My apple tart waits on top of the stove. Table set, wine selected, roses plopped into a pewter jug: immortal joys.

A
T THE END
of August, this high up, the garden peaks. At Domenica’s house, her outdoor kitchen becomes a tomato factory. We pick as many as we can haul from our
orto
and search cabinets for all the empty jars from last year. Only our tops have to be replaced every year. All the hardware stores sell the equipment for this ritual. I’ve always wanted one of those outdoor burners with the aluminum pot that’s big enough to bathe in. For our purposes, the stove works well.

The process is deeply familiar. My mother and Willie Bell devoted a day at the height of Georgia peach season to making their special Pickled Peaches, sterilizing the jars on the outdoor fireplace in a black iron pot. The entire yard filled with the scents of peaches and cloves, and, in turn, when the peaches appeared alongside the Thanksgiving turkey or the Christmas quail platters, the dining room filled with a summer morning.

Putting up tomatoes couldn’t be simpler, but still it’s a lot of work. After the jars are sterilized in a big vat, you pack in the tomatoes and top with a few leaves of basil. Then you cap the jars and lower them into a boiling bath for one hour, Domenica lets the water cool, then with tongs lifts the jars onto the counter. The lids must whoosh down in the center, then you know they’re airtight and will last for more than a year. While a hundred or so suffice for us, the pantries of Gilda, Domenica, Giusi, and Fiorella are jammed by now with three or four hundred jars. Aren’t we fortunate that the Americas gave Italians the tomato?

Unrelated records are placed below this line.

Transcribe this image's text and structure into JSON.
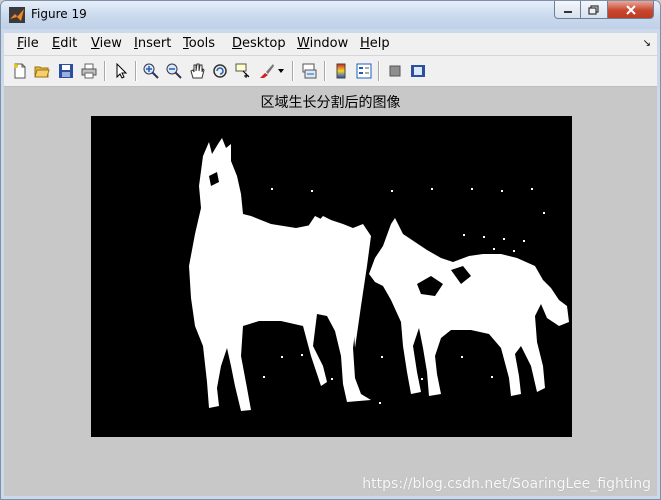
{
  "window": {
    "title": "Figure 19",
    "controls": {
      "minimize": "minimize",
      "maximize": "maximize",
      "close": "close"
    }
  },
  "menubar": {
    "items": [
      {
        "label_first": "F",
        "label_rest": "ile"
      },
      {
        "label_first": "E",
        "label_rest": "dit"
      },
      {
        "label_first": "V",
        "label_rest": "iew"
      },
      {
        "label_first": "I",
        "label_rest": "nsert"
      },
      {
        "label_first": "T",
        "label_rest": "ools"
      },
      {
        "label_first": "D",
        "label_rest": "esktop"
      },
      {
        "label_first": "W",
        "label_rest": "indow"
      },
      {
        "label_first": "H",
        "label_rest": "elp"
      }
    ],
    "dock_arrow": "↘"
  },
  "toolbar": {
    "icons": [
      "new-figure-icon",
      "open-file-icon",
      "save-icon",
      "print-icon",
      "edit-plot-arrow-icon",
      "zoom-in-icon",
      "zoom-out-icon",
      "pan-hand-icon",
      "rotate-3d-icon",
      "data-cursor-icon",
      "brush-icon",
      "link-plot-icon",
      "insert-colorbar-icon",
      "insert-legend-icon",
      "hide-plot-tools-icon",
      "show-plot-tools-icon"
    ]
  },
  "figure": {
    "title": "区域生长分割后的图像",
    "image_description_colors": {
      "background": "#000000",
      "foreground": "#ffffff"
    }
  },
  "watermark": "https://blog.csdn.net/SoaringLee_fighting"
}
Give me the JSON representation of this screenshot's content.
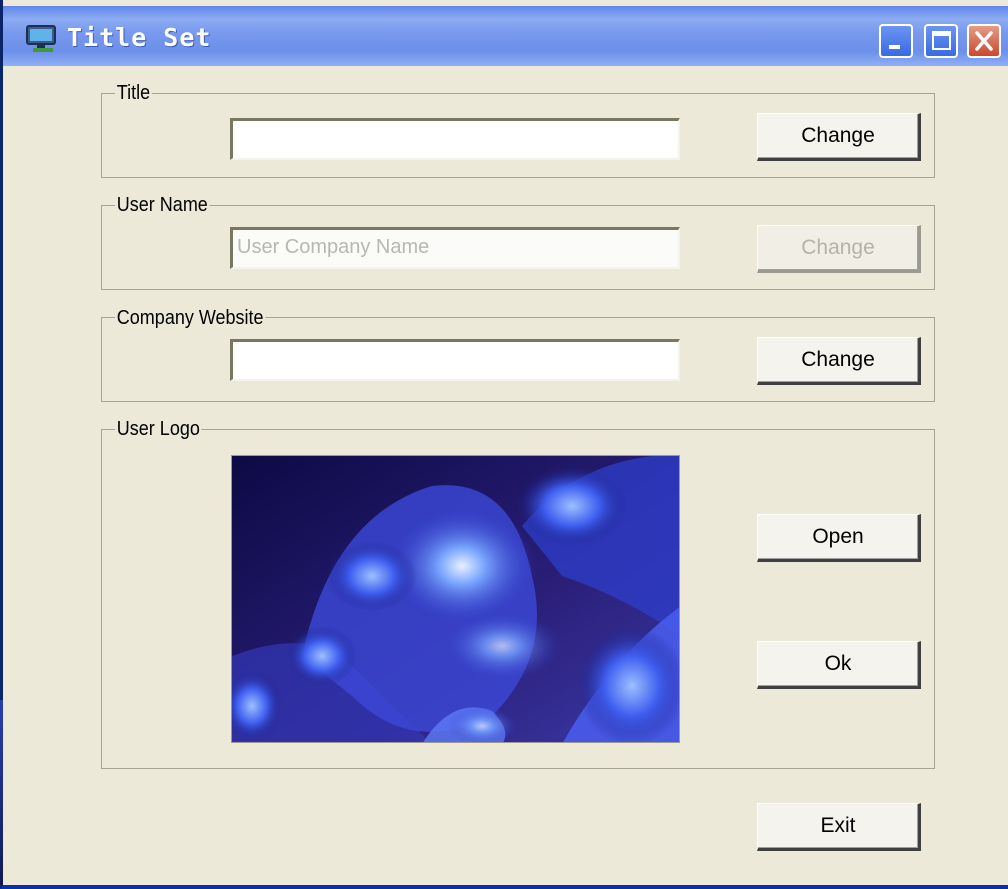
{
  "window": {
    "title": "Title Set",
    "icons": {
      "app": "computer-monitor-icon",
      "minimize": "minimize-icon",
      "maximize": "maximize-icon",
      "close": "close-icon"
    }
  },
  "title_group": {
    "label": "Title",
    "value": "",
    "button": "Change"
  },
  "username_group": {
    "label": "User Name",
    "placeholder": "User Company Name",
    "value": "User Company Name",
    "button": "Change",
    "disabled": true
  },
  "website_group": {
    "label": "Company Website",
    "value": "",
    "button": "Change"
  },
  "logo_group": {
    "label": "User Logo",
    "image": "blue-fractal-logo-image",
    "open_button": "Open",
    "ok_button": "Ok"
  },
  "exit_button": "Exit",
  "colors": {
    "titlebar": "#7899ee",
    "window_bg": "#ece9d8",
    "close_button": "#c94a2e",
    "disabled_text": "#b8b8b0"
  }
}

For us, there’s no greater satisfaction in the kitchen than rows of jars of tomatoes lined up, ready to pop open. They’re wonderful gifts to expat friends who don’t devote their Augusts to this lovely slavery. It’s fun to say to family members visiting while we’re gone, “Use all the tomatoes you want.” When one of us is alone for dinner, these jars offer a quick soup or pasta sauce with all the comfort of a real meal without time spent in the kitchen. Gilda and I save bits of cloth all year so we have bright patterns to cut into squares, place over the lids, and tie with raffia or ribbon. Gilda also puts up roasted peppers, sausages, and cherries. Ivan makes quince, fig, and squash preserves. Fiorella even puts up jars of eggplant.

T
OMATO PALOOKA PARALLELS
another seasonal passion. Now we snip wild fennel flowers, dry them on screens for a couple of days, then shred them of their stems and store the fragrant flecks in small jars. People on their walks carry small bags for yellow fennel flowers they can reach above the roadsides. How many ankles have been broken in mad leaps over ditches in hot pursuit of this delicate flower? Everyone knows that a gentle scattering transforms pork roasts and potatoes. The green-gold color and the mysterious antique scent remind me of medieval herbal cures and love potions. I think there’s some mythic attraction to fennel, perhaps because we first received fire when Prometheus ferried coals inside a fennel stalk. Baked fennel is superb. A little eponymous sprinkling doesn’t hurt that dish at all.

While cutting the fennel flowers, I pull an apple off the tree. Via my scented hands I learn that fennel and apple dance to the same tune. A pan of apples is baking in the oven and the added scent of fennel smells right.

For the
contadini
, St. John the Baptist’s day (June 24) is when you stomp down the garlic spears to stop the energy from going into the aboveground shoots; St. Filbert’s Day (August 22) is when you gather the hazelnuts. Probably a mnemonic from when people were more tied to the church calendar than to their electronic agendas, the association of a farm task with a saint, speaks to a drastically different state of mind. I enjoy the image that arises. John up in my
orto
stamping down the garlic with his boots, Filbert reaching over the hydrangeas to pick up the hazelnuts in their frilly shells. Today should be championed by someone—maybe the local Santa Margherita—as fennel picking day.